A conversão da vinhaça em biogás permite a geração de eletricidade para as próprias usinas, tornando-as mais autossuficientes e reduzindo custos operacionais. Além disso, o biogás pode ser purificado para biometano e utilizado como combustível veicular ou injetado na rede de gás natural.
O aproveitamento energético da vinhaça também contribui para a economia circular do setor, possibilitando que o digestato resultante do processo seja utilizado como biofertilizante, promovendo um ciclo sustentável de produção agrícola e energética.
O biogás, composto principalmente por metano e dióxido de carbono, pode ser convertido em eletricidade, biometano e produtos químicos essenciais para a transição energética.
Para sua utilização na geração de eletricidade, o biogás passa por processos de purificação para remoção de impurezas, como sulfeto de hidrogênio.
Após esse tratamento, ele pode ser utilizado diretamente em motores a gás ou em células de combustível de óxido sólido (SOFC).
Essas células convertem o hidrogênio presente no biogás reformado diretamente em eletricidade através de reações eletroquímicas, atingindo eficiências superiores a 50% e, quando combinado com o aproveitamento do calor residual, superando 60-80% de eficiência global.
O processo de reforma do biogás permite sua conversão em syngas, composto por hidrogênio e monóxido de carbono, possibilitando a produção de hidrogênio verde, amônia, metanol e combustíveis sustentáveis para aviação (SAF).
Esses produtos têm um papel fundamental na descarbonização de setores industriais e na mobilidade sustentável.
A produção de SAF a partir de syngas derivado do biogás pode reduzir drasticamente as emissões do setor aéreo, enquanto a amônia e o metanol oferecem alternativas limpas para a indústria química e energética.
O Brasil tem a oportunidade de se tornar um líder global na economia do biogás, aproveitando seus vastos recursos naturais e capacidade industrial.
Projetos inovadores, como o desenvolvimento de sistemas de conversão de biogás em eletricidade com reforma para hidrogênio e utilização de células SOFC, estão sendo conduzidos por instituições como a UNICAMP, com apoio da Âmbar Energia.
Essas iniciativas buscam integrar tecnologias para maximizar a eficiência energética e viabilizar economicamente a produção descentralizada de energia limpa.
Além da eletricidade, o biogás pode impulsionar a produção nacional de combustíveis sintéticos e insumos estratégicos para a indústria, reduzindo a dependência de combustíveis fósseis importados.
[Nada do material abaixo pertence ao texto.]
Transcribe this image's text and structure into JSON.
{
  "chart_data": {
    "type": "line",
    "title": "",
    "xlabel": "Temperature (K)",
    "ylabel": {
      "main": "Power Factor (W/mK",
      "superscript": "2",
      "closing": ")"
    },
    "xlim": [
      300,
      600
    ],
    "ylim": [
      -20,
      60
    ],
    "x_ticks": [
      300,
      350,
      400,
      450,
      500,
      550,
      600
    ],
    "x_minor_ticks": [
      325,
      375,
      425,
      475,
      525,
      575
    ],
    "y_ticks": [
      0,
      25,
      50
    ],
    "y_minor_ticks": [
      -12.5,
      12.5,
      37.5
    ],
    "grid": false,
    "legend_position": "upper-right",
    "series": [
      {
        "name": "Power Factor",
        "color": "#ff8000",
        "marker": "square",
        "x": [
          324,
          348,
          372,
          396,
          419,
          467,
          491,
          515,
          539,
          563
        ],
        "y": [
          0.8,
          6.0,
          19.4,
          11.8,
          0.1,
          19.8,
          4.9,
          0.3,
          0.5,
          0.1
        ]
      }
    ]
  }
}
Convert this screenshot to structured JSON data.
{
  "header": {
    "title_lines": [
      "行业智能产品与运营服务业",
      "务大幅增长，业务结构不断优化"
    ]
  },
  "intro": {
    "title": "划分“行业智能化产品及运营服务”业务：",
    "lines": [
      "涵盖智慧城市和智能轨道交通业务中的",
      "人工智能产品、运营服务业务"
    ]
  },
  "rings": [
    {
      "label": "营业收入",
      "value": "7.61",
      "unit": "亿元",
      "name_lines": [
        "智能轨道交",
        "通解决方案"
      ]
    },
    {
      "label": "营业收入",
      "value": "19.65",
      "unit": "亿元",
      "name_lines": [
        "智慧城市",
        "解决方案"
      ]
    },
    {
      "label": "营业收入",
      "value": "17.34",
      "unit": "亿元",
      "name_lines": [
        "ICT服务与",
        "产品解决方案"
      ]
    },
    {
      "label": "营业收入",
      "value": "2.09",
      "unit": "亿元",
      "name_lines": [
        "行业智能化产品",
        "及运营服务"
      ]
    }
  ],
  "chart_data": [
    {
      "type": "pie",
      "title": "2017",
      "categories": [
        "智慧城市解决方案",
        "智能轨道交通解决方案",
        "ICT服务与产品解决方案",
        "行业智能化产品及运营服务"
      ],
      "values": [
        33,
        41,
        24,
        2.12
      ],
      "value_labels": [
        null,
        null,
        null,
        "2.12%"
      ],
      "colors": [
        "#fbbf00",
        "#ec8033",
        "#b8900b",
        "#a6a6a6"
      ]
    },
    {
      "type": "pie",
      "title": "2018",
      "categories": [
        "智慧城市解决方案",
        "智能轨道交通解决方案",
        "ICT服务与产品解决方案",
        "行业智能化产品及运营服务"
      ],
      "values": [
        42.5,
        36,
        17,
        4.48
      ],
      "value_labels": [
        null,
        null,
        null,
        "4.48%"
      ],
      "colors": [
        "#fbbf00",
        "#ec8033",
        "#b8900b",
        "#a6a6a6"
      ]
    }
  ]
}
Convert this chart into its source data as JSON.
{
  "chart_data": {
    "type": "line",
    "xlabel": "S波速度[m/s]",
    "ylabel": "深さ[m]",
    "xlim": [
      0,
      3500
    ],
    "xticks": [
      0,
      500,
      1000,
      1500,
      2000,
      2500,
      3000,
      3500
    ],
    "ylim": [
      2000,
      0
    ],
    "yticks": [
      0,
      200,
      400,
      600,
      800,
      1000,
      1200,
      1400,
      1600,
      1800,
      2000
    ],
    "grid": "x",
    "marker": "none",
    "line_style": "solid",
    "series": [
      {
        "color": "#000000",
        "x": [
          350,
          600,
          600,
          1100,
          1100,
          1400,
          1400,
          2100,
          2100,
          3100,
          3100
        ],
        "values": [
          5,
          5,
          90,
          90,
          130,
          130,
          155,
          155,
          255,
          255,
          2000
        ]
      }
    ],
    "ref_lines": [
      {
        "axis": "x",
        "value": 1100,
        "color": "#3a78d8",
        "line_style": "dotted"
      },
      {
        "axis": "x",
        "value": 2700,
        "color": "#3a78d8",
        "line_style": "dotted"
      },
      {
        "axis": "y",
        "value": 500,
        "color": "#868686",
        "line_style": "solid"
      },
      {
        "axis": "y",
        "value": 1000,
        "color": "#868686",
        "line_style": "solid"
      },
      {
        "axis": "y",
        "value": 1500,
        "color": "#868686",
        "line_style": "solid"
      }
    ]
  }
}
A produção de biometano, por exemplo, já compete com o gás natural e pode substituir o diesel em frotas pesadas e equipamentos agrícolas, contribuindo para a independência energética e a redução de emissões de gases de efeito estufa.
A cadeia do biogás, quando integrada a sistemas de captura e utilização de carbono, pode alcançar emissões líquidas negativas, tornando-se um pilar fundamental da transição energética brasileira.
O avanço dessas tecnologias permitirá ao Brasil não apenas reduzir sua pegada de carbono, mas também criar oportunidades de negócios e empregos na bioeconomia.
O aproveitamento do biogás em larga escala representa uma solução estratégica para diversificação da matriz energética, fortalecimento da segurança energética e promoção do desenvolvimento sustentável.
A transição para uma economia de baixo carbono passa pela valorização de recursos renováveis locais, e o biogás emerge como um dos protagonistas desse futuro energético mais limpo e eficiente.